Fallout 3 introduced me to the Lone Wanderer. Here was an open world into which I could escape. The story is plausible. The setting beautiful; the combination of 50s architecture and cultural references, but with an advanced civilization with atomic cars!

The wonder of today’s video games is how well you can become immersed. I bought into the story of the Lone Wanderer, but it was the music that brought it all together. Three Dog and his radio station playing real music from the 1930s, 40s, 50s.

My kids came to love that music, a fact I found even more fascinating. Had I tried to get them to listen to it by itself, they would have shrugged it off as old timey music – in others words, as shit they wanted nothing to do with.

“War Never Changes”

Fallout 3: New Vegas added another great story and another part of the country. The combination of story and game are the best of the series. Who knew wandering the Mohave desert listening to old timey music could provide such joy and terror as you discover the Legion.
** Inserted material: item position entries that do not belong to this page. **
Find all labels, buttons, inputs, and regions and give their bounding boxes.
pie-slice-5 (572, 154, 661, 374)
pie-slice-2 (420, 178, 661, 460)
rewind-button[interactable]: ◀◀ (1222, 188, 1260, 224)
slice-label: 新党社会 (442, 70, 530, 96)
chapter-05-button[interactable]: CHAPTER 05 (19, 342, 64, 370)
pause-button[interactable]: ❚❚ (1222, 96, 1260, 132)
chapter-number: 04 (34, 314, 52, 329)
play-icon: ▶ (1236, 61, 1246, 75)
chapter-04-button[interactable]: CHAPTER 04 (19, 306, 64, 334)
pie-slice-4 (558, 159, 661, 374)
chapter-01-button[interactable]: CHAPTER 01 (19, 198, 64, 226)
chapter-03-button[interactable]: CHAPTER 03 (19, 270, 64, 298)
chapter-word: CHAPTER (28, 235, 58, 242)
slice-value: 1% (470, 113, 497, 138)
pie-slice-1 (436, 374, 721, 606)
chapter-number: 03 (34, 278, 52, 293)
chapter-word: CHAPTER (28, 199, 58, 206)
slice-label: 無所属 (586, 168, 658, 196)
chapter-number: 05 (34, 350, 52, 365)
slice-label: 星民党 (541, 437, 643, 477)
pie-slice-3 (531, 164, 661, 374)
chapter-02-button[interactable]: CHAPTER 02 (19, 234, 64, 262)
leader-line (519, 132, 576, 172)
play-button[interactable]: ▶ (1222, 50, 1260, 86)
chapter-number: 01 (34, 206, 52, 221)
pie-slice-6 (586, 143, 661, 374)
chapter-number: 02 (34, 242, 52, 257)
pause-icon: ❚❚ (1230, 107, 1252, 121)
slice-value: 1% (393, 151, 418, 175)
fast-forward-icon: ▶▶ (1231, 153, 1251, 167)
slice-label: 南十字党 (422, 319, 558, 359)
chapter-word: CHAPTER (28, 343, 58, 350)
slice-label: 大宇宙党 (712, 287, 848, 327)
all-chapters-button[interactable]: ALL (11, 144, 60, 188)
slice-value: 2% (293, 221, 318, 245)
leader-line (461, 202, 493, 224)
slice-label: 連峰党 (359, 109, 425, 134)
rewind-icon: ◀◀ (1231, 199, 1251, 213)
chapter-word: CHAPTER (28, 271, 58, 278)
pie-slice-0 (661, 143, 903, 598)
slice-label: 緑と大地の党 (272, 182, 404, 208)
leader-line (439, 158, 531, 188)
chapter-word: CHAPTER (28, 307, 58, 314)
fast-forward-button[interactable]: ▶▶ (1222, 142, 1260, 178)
By Fallout 4, the story had gotten just a little worn, but there were still amazing characters. Piper, the Nick Valentine story, finding Billy stuck in a fridge for 200 years and bringing him home to his parents. Then there’s my favorite, Cait.

The DLCs in Fallout 4 were the best of the series. I recently re-played Fallout 4 just so I could get back to the Far Harbor DLC. There’s something wonderfully fascinating about the story of a young woman struggling with whether she’s a real person or a “synth”, a manufactured being who’s completely replaced her.

You deal with factions; the xenophobic islanders, the Synths, and the “Children of Atom”, who worship the atomic bomb as if its God.

This is what I love about video games. They present to me a world into which I can escape and leave behind my day-to-day struggles. It’s as if the Fallout Series were made just to fit my personal tastes of cheese and adventure.

I haven’t tried Fallout 76 and have no interest. I don’t want to go online and deal with other people. I just want my own world into which I can escape.

I’m not sure they can do more with the story to keep me interested. I saw this with the Far Cry series. I loved Pagan Min. I loved the music, the setting, the story line, and the game play. Then came Far Cry 5. The setting was great, the story was fine, but it was really more of the same. I’ve played it twice and I’ve never finished each time.